Cosa siamo diventati

Questo 2017 ha portato nel suo principio alle nostre orecchie molte interessanti uscite discografiche, ed altre arriveranno nei prossimi mesi. Dal cantautorato ironico e profondo di Brunori sas (A casa tutto bene, Picicca) ai moderni chansonniers dei Baustelle, con il loro L’amore e la violenza. Tra i nuovi ritorni uno dei migliori, per intensità, suoni e poetica è certamente Cosa siamo diventati, terzo album di Diodato. Terzo disco dell’artista tarantino adottato romano, che dal 2014 è passato dal palco di Sanremo (con il brano Babilonia) alla reinterpretazione dei grandi classici della nostra musica con l’album A ritrovar bellezza, alla collaborazione con Daniele Silvestri (due brani nel disco del 2016 Acrobati, con la partecipazione al tour omonimo), solo per citare tre momenti importanti della sua storia musicale. Tre momenti che sembrano, non casualmente, riassumere esattamente quello che la musica di Diodato si porta dentro: il pop più immediato e cantabile, l’intensità e le atmosfere delle canzoni eterne della musica italiana (semplicemente perfetta la sua versione romantico-drammatica di Amore che vieni, amore che vai di Fabrizio De André) e il nuovo cantautorato stile Fabi-Silvestri. 

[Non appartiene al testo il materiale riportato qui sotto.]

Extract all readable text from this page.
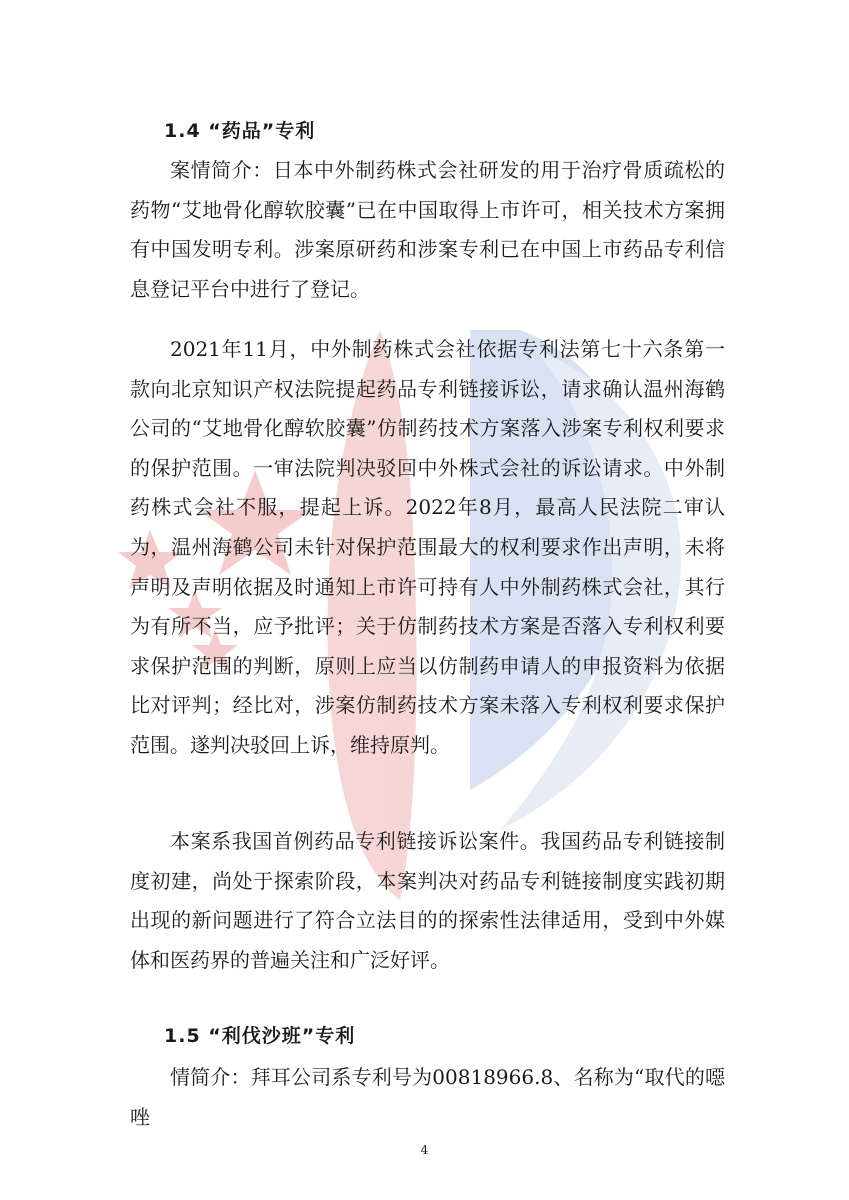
1.4 “药品”专利

案情简介：日本中外制药株式会社研发的用于治疗骨质疏松的药物“艾地骨化醇软胶囊”已在中国取得上市许可，相关技术方案拥有中国发明专利。涉案原研药和涉案专利已在中国上市药品专利信息登记平台中进行了登记。

2021年11月，中外制药株式会社依据专利法第七十六条第一款向北京知识产权法院提起药品专利链接诉讼，请求确认温州海鹤公司的“艾地骨化醇软胶囊”仿制药技术方案落入涉案专利权利要求的保护范围。一审法院判决驳回中外株式会社的诉讼请求。中外制药株式会社不服，提起上诉。2022年8月，最高人民法院二审认为，温州海鹤公司未针对保护范围最大的权利要求作出声明，未将声明及声明依据及时通知上市许可持有人中外制药株式会社，其行为有所不当，应予批评；关于仿制药技术方案是否落入专利权利要求保护范围的判断，原则上应当以仿制药申请人的申报资料为依据比对评判；经比对，涉案仿制药技术方案未落入专利权利要求保护范围。遂判决驳回上诉，维持原判。

本案系我国首例药品专利链接诉讼案件。我国药品专利链接制度初建，尚处于探索阶段，本案判决对药品专利链接制度实践初期出现的新问题进行了符合立法目的的探索性法律适用，受到中外媒体和医药界的普遍关注和广泛好评。

1.5 “利伐沙班”专利

情简介：拜耳公司系专利号为00818966.8、名称为“取代的噁唑

4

Diodato, dandone già ampi cenni nell’album di esordio E forse sono pazzo, sembra avere naturale la capacità di scrivere brani che per potenza, di suono ed interpretazione, intensità, ampiezza e melodia riportano alla memoria le atmosfere delle canzoni anni 60, quelle di Endrigo su tutti, se dovessimo fare un solo nome. Un romanticismo malinconico, intimo e confidenziale, elegante e raffinato. Dell’epoca in cui le canzoni erano scritte per durare e passare il tempo (e hai voglia se lo hanno fatto!), quando le parole contavano, una per una, e ad arrangiarle c’era gente come Luis Bacalov, Diodato si porta limpida dentro l’aria che girava attorno, aggiungendo ai brani una naturale ma non affatto scontata contemporaneità dei suoni, che non fa altro che renderli strettamente legati all’oggi ma un gradino sopra (forse anche due) «la musica che gira intorno».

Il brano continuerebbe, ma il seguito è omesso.